Stell dir vor: Du chillst nach der Ausbildung und denkst "Mission accomplished"
Dann scrollst du durch LinkedIn und siehst, wie deine Ex-Mitschüler/-innen krasse Jobs bekommen, während du noch auf derselben Position festhängst. Kennst du das Gefühl?
Fazit: Deine Ausbildung war nur der Anfang, nicht das Ende.
Dos & Don'ts: So machst du Weiterbildung richtig
1. Der Abschluss ist der Anfang
Don’t:
Denken: „Nach Ausbildung oder Studium habe ich den Beruf gelernt – das war’s jetzt.“
Do:
Versteh deine Ausbildung als Level 1 deines Karriere-Games. Die Arbeitswelt updated sich ständig – neue Software, neue Prozesse, neue Technologien. Wer nicht mitlernt, wird schnell zum digitalen Dinosaurier.

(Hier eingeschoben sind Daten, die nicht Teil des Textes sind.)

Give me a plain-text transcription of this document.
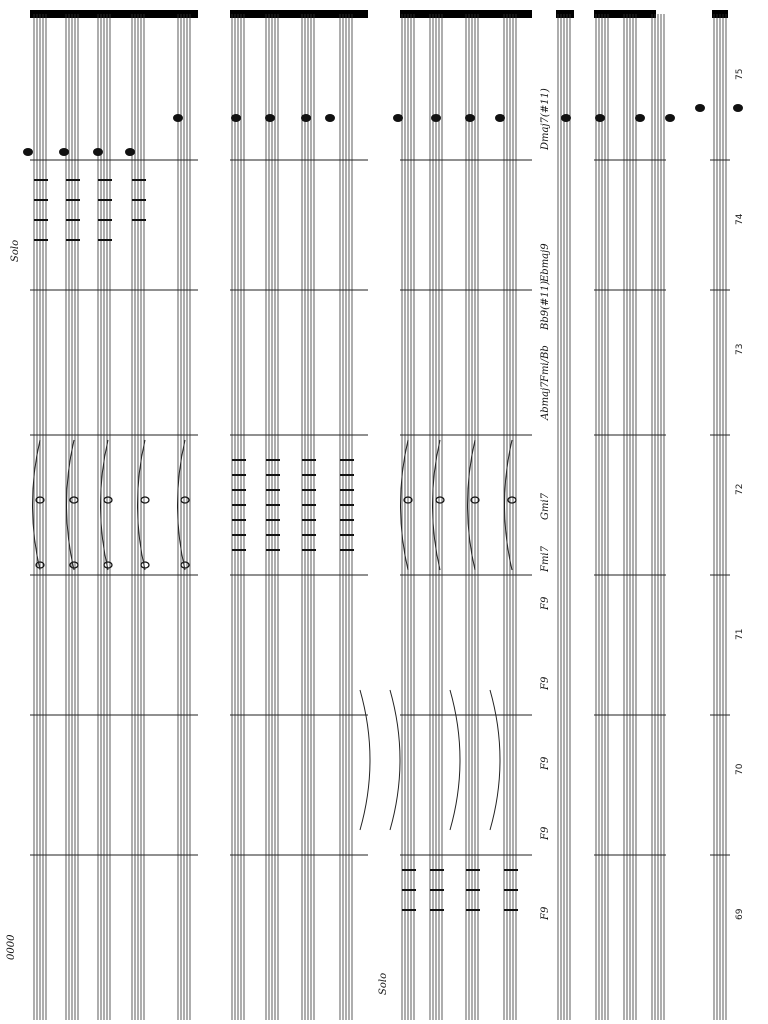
0000
Solo
Solo
Dmaj7(#11)
Ebmaj9
Bb9(#11)
Fmi/Bb
Abmaj7
Gmi7
Fmi7
F9
F9
F9
F9
F9
75
74
73
72
71
70
69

2. Fachwissen ist wichtig – Soft Skills sind es aber auch
Don’t:
Glauben, dass nur fachliches Wissen und Können dein Fortkommen im Beruf bestimmen.
Do:
Sei flexibel. Dein Beruf erfordert viele unterschiedliche Kompetenzen von dir: kommunizieren, planen und organisieren, Kundengespräche führen, Sprachkenntnisse oder digitale Skills. Viele kleine zusätzliche Kompetenzen erhöhen deinen Wert auf dem Arbeitsmarkt. Das gilt besonders für Führungspositionen.
3. Niemand treibt gern einen lahmen Esel an.
Don’t:
Abwerten bis dein Betrieb dich zu einer Schulung schickt.
Do:
Sei proaktiv! Beobachte, was in deinem Betrieb abgeht: Neue Software? Neue Maschinen? Neue Prozesse? Dann geh zu deinem Chef und sag: „Hey, ich würde gerne XY lernen, weil das für uns relevant wird.“
Pro-Tipp: Zeig, wie die Weiterbildung dem Unternehmen hilft – dann ist dein Chef eher bereit zu investieren.
4. Lernen geht auch ohne „Schulbank“
Don’t:
Beim Wort „Fortbildung“ nur an trockenen Unterricht, Prüfungen oder lange Seminare denken.
Do:
Es gibt so viele coole Lernformate! Online-Kurse, die du in deinem Tempo machst, interaktive Workshops, Coaching-Sessions oder Learning-by-doing direkt im Job.
Deine nächsten Schritte:
Analysiere: Was verändert sich in deiner Branche?
Identifiziere: Welche Skills brauchst du?
Plane: Welche Weiterbildung passt zu dir und deinem Zeitplan?
Handle: Sprich mit deinem Chef oder starte selbst
Die Frage ist nicht, ob du dich weiterbilden solltest – sondern womit du anfängst!